Military doctors blast new system to track wounded soldiers in Iraq

Clinicians are frustrated by long delays to access information and frequently must look for multiple files on one patient to gather a complete report on battle injuries.

The top military physician in Iraq blasted the capability and responsiveness of a new system that tracks wounded soldiers who are flown to hospitals in Germany and then to the United States, according to internal e-mails obtained by Nextgov.

The e-mails also revealed an ongoing dispute between medical personnel in the field and program managers with the Military Health System over the new Theater Medical Data Store and the system it replaced, the Joint Patient Tracking Application.

In a March 2 e-mail, Army Brig. Gen. William Gamble, command surgeon for the U.S. Central Command, bluntly told Army Col. Claude Hines, program manager for the Defense Health Information Management System at the Military Health System, that "JPTA worked. The alternative does not. Simple. We need to allow JPTA data entry. I know you are doing your absolute. But as I said a year ago, flick the switch. JPTA is better than what we have now."

In his e-mail, Gamble detailed myriad problems with the new TMDS system, including a significant delay between the time clinicians in Iraq upload data onto the network and when it is visible to doctors. The delay is particularly frustrating for clinicians at the Landstuhl Army Medical Center in Germany, which is the first stop for wounded soldiers coming from Iraq as they make their way to U.S. hospitals.

He said the minimum time delay to load data into TMDS was three hours and "at times much longer, 48 hours by accounts from [theater] medical providers."

Gamble told Hines that the way TMDS manages patient data also frustrates clinicians in Iraq.
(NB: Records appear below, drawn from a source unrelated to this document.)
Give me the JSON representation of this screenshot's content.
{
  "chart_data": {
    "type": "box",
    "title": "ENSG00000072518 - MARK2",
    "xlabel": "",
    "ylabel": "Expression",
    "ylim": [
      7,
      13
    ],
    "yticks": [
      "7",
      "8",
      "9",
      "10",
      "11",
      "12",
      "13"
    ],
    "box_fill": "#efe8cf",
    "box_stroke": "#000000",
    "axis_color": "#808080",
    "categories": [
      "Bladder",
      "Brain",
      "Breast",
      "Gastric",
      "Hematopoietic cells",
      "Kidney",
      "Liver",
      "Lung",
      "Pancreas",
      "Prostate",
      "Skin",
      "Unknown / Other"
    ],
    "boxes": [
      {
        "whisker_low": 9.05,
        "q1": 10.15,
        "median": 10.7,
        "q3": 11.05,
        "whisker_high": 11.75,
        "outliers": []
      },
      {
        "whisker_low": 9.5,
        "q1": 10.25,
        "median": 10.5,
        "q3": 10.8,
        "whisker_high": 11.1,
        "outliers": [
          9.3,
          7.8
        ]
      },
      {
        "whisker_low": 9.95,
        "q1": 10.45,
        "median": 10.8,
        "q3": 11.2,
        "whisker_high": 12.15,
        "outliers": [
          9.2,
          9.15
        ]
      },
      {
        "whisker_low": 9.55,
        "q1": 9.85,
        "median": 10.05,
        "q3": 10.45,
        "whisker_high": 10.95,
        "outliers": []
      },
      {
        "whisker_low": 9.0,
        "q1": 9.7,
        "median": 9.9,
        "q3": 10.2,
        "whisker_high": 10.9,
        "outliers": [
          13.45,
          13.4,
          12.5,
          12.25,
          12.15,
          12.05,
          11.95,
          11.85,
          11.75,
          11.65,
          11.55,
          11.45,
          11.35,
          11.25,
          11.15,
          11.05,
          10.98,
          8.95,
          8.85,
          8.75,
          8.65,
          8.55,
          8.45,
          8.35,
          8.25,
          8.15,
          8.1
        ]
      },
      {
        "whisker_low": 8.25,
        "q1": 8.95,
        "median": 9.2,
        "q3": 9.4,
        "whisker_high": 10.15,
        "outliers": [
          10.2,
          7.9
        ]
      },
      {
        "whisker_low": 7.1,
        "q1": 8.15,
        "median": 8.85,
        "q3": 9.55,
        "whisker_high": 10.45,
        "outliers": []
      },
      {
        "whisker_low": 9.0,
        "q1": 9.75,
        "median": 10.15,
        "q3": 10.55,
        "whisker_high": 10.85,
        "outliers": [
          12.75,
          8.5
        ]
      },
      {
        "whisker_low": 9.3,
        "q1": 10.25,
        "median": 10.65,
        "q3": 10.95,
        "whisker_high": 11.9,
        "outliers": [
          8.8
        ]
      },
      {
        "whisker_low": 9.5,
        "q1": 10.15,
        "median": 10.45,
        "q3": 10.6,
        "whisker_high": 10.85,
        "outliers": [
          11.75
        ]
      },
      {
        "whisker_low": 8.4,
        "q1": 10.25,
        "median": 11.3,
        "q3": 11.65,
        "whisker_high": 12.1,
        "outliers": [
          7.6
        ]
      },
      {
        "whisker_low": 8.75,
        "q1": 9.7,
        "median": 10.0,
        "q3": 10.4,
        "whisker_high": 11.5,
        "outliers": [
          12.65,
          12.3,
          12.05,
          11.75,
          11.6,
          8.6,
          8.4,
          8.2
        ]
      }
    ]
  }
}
There are multiple links for a single patient. "Medical data is segregated by the individual links; unless one finds all the links, there is no chance one will have all the patient information needed to assess and/or treat the patient," he wrote. "I have personally seen as many as four links on one patient for the same event."
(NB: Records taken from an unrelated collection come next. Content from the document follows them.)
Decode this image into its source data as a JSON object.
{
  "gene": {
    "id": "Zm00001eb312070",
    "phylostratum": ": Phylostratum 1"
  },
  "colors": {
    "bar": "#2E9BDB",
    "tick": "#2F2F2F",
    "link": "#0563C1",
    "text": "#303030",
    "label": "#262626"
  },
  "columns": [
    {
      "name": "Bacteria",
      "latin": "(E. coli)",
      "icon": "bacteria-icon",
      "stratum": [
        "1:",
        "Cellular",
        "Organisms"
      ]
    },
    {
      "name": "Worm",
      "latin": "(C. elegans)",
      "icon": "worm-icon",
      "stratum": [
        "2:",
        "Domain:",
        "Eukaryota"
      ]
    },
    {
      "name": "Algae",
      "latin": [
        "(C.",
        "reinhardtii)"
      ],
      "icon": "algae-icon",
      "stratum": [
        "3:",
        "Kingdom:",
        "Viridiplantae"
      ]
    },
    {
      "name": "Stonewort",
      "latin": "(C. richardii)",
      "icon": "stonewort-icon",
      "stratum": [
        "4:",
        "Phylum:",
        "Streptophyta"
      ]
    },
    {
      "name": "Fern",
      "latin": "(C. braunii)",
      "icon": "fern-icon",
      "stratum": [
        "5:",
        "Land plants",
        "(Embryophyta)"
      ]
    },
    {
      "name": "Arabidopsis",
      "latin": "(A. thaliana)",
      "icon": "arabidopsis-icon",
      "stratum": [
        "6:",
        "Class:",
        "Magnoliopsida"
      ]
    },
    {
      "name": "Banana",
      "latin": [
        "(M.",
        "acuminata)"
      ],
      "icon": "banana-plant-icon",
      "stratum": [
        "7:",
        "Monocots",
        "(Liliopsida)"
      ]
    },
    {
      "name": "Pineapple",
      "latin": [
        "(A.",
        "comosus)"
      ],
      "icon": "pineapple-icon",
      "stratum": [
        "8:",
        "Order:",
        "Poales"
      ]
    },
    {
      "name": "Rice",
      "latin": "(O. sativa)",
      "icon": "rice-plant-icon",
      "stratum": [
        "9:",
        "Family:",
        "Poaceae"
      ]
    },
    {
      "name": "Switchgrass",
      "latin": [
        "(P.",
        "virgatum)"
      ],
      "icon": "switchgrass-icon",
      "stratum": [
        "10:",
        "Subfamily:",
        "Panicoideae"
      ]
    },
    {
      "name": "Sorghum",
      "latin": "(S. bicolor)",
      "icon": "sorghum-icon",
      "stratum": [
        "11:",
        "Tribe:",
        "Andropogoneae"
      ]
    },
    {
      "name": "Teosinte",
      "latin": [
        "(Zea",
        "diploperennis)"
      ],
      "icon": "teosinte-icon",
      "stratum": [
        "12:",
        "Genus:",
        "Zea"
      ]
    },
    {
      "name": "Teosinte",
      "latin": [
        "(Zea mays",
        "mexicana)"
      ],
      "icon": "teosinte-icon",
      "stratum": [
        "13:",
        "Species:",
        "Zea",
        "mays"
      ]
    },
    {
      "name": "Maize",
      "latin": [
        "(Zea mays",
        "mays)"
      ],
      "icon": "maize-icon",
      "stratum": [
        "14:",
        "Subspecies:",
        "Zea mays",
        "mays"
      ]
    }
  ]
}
Clinicians at Landstuhl never see some patient information, "because it doesn't get there in a timely fashion. It is embedded in multiple links, or it seems to never upload into TMDS," Gamble told Hines.

A source familiar with TMDS who declined to be identified, told Nextgov that the time delays clinicians in Iraq experienced reflect the network's configuration. The computer server that runs TMDS is housed in the Military Health System headquarters' offices in the Skyline office complex in Falls Church, Va., instead of in Iraq or Germany. The distance causes delays, the source said.
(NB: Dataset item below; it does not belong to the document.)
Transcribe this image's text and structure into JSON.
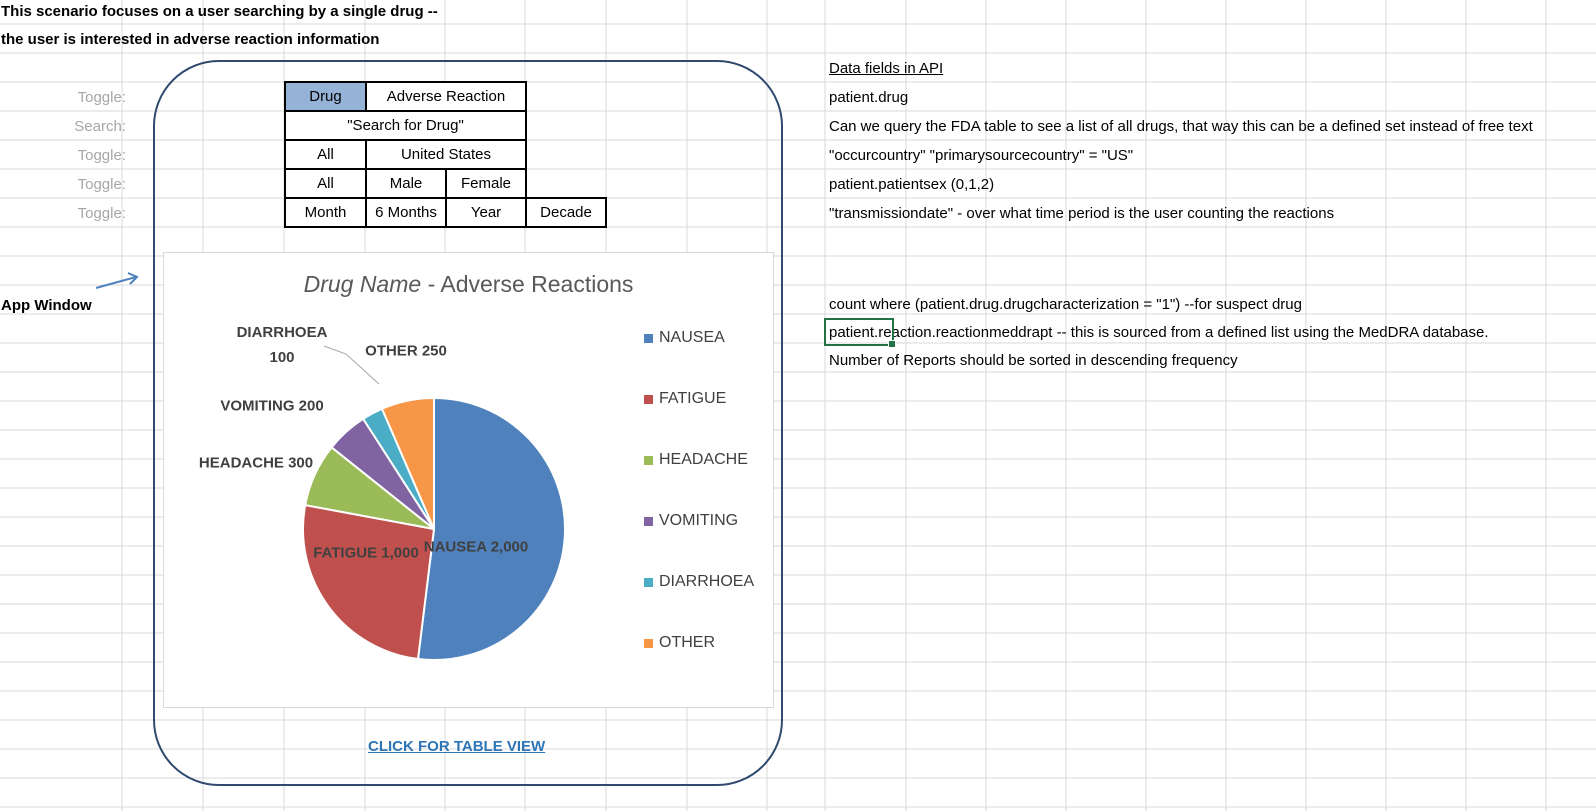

Gamble's e-mail shows there is "a real problem not getting the info down range in a timely manner," said Air Force Lt. Col. W. Tracey Jones III, a vascular surgeon at the Air Force-operated hospital in Balad, Iraq. "We now frequently forward a second report of patient status and operations performed to our fellow surgeons at LRMC. . . . Doing everything twice because our administrative systems are not supportive is ridiculous."

He said he used JPTA on a previous tour in Iraq "and no one ever had any issues with not getting patient info. I know JPTA is dead, but our current system is not functional. As we do more with less putting the administrative burdens on the doctors is ludicrous. We need a system that works in a timely manner, especially as we may be going to secure systems that we will not have easy access to."

In an e-mail response to a query from Nextgov, Hines said TMDS "includes the same functionality as JPTA with an improved security posture to protect the DoD networks and new enhancements to better support the clinical business practice."

He said TMDS provides clinicians with the "functionality to view, track and disposition ill or injured patients as they move through the theater levels of care . . . military treatment facilities and those shared with the Department of Veterans Affairs."

TMDS allows military clinicians to "view the history, progress notes, laboratory, drug and radiological history on airlifted critically injured patients before arrival at their next point of care," Hines said.

Gamble, in an-emailed response to Nextgov, said, "Providers in the field illustrating deficiencies and pushing for changes is not a sign of weakness, but of strength. We are further ahead in this electronic medical record journey than anyone else. We will always want better for our patients as clinicians and medics, and the critique-debate-discourse is not a negative, but a positive."